Ketika Si Merah Merasa Kelabu

By Anggun Pratama - Sabtu, 14 Oktober 2017 | 13:37 WIB
Reaksi pelatih Liverpool, Juergen Klopp (kanan), yang bersebelahan dengan Jose Mourinho dalam partai Liga Inggris di kandang Manchester United, Old Trafford, 15 Januari 2017. (OLI SCARFF / AFP)

 Pada 8 Oktober 2015, Juergen Klopp resmi menjadi manajer anyar Liverpool. Ia menggantikan Brendan Rodgers yang mengawali musim tersebut dengan buruk.

Setelah dua tahun, apa yang sudah Juergen Klopp bawa bagi Liverpool?

Satu hal yang menonjol adalah mengubah mentalitas tim. Ucapan Klopp di awal masa kepemimpinannya adalah mengubah segenap unsur klub, mulai dari staf, fan, dan terutama pemain, dari peragu menjadi mereka yang penuh keyakinan.

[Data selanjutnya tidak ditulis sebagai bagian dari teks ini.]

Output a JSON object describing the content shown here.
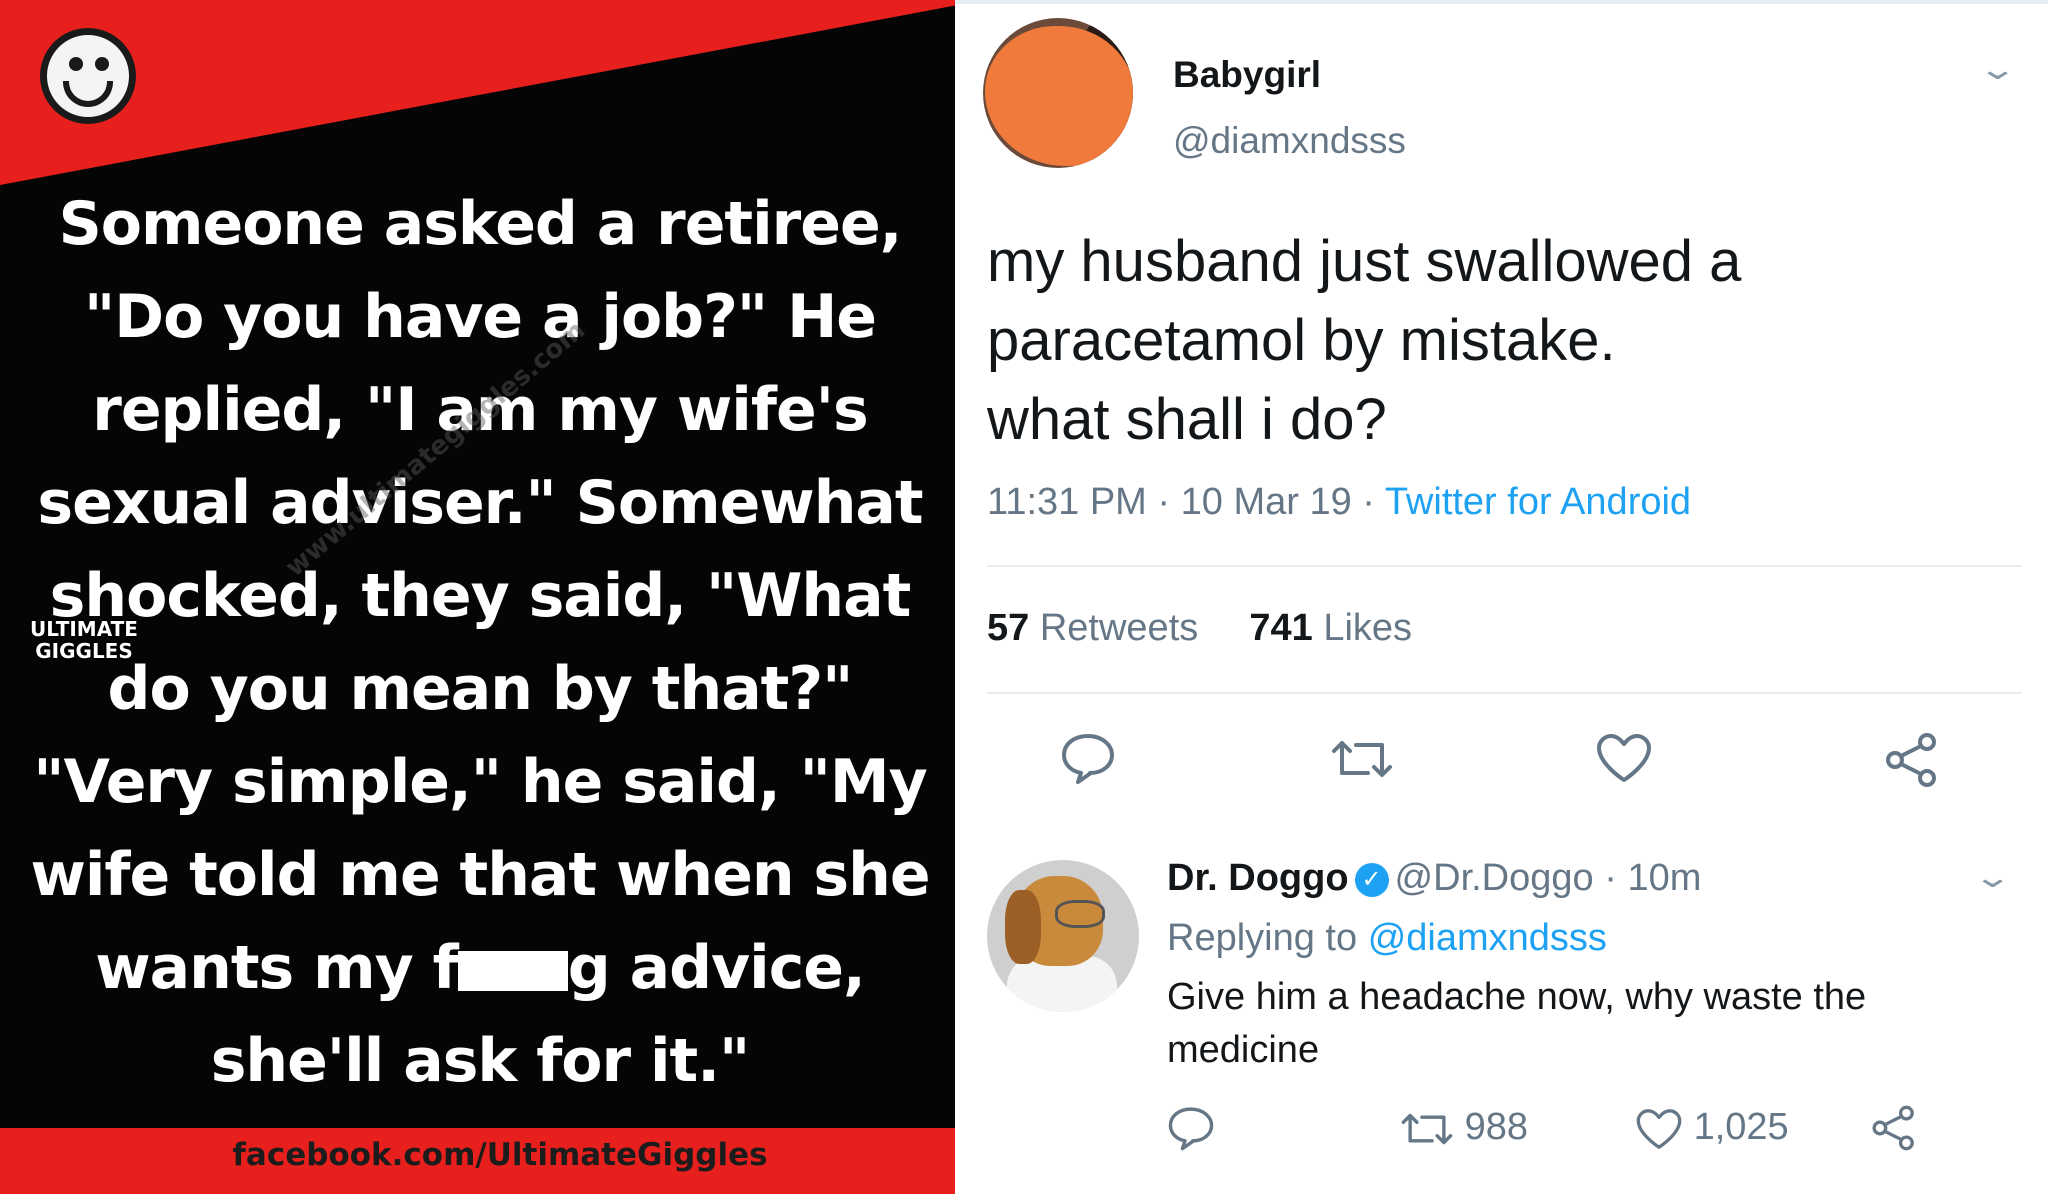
{
  "meme": {
    "lines": [
      "Someone asked a retiree,",
      "\"Do you have a job?\" He",
      "replied, \"I am my wife's",
      "sexual adviser.\" Somewhat",
      "shocked, they said, \"What",
      "do you mean by that?\"",
      "\"Very simple,\" he said, \"My",
      "wife told me that when she"
    ],
    "line9_before": "wants my f",
    "line9_after": "g advice,",
    "line10": "she'll ask for it.\"",
    "brand_top": "ULTIMATE",
    "brand_bottom": "GIGGLES",
    "watermark": "www.ultimategiggles.com",
    "footer": "facebook.com/UltimateGiggles"
  },
  "tweet": {
    "name": "Babygirl",
    "handle": "@diamxndsss",
    "text_lines": [
      "my husband just swallowed a",
      "paracetamol by mistake.",
      "what shall i do?"
    ],
    "time": "11:31 PM",
    "date": "10 Mar 19",
    "source": "Twitter for Android",
    "sep": " · ",
    "retweets_count": "57",
    "retweets_label": "Retweets",
    "likes_count": "741",
    "likes_label": "Likes"
  },
  "reply": {
    "name": "Dr. Doggo",
    "handle": "@Dr.Doggo",
    "time_ago": "10m",
    "replying_label": "Replying to",
    "replying_handle": "@diamxndsss",
    "text_line1": "Give him a headache now, why waste the",
    "text_line2": "medicine",
    "retweet_count": "988",
    "like_count": "1,025"
  },
  "colors": {
    "twitter_blue": "#1da1f2",
    "meme_red": "#e8201d",
    "muted": "#657786"
  }
}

Sebelum era Klopp, aura Anfield kerap redup. The Kop hanya ramai dan penuh dukungan ketika Si Merah menang atau sedang unggul.

Stadion sepi dari teriakan saat kedudukan imbang apalagi sedang tertinggal. Hal ini terlihat di era Rodgers dan Klopp tak ingin kondisi tersebut berlanjut di masanya.

(Baca Juga: Direkrut oleh Klub Ezra Walian, Remaja Ini Buktikan Bahwa Menjadi Gamers Tak Selamanya Buruk)

Klopp pasti terinspirasi dari pendukung di tribun Opel Arena milik FSV Mainz dan Westfalenstadion kepunyaan Borussia Dortmund.

Kedua kelompok suporter tersebut sangat vokal mendukung tim masing-masing, bahkan dalam keadaan terburuk sekalipun.

Tembok merah di Mainz dan tembok kuning di Westfalen tetap lantang menyanyikan You'll Never Walk Alone kala tim mengalami kesulitan.

Klopp ingin tembok merah di Stadion Anfield memiliki spirit serupa. Apalagi, Si Merah juga punya lagu kebangsaan sama dengan Mainz dan Dortmund.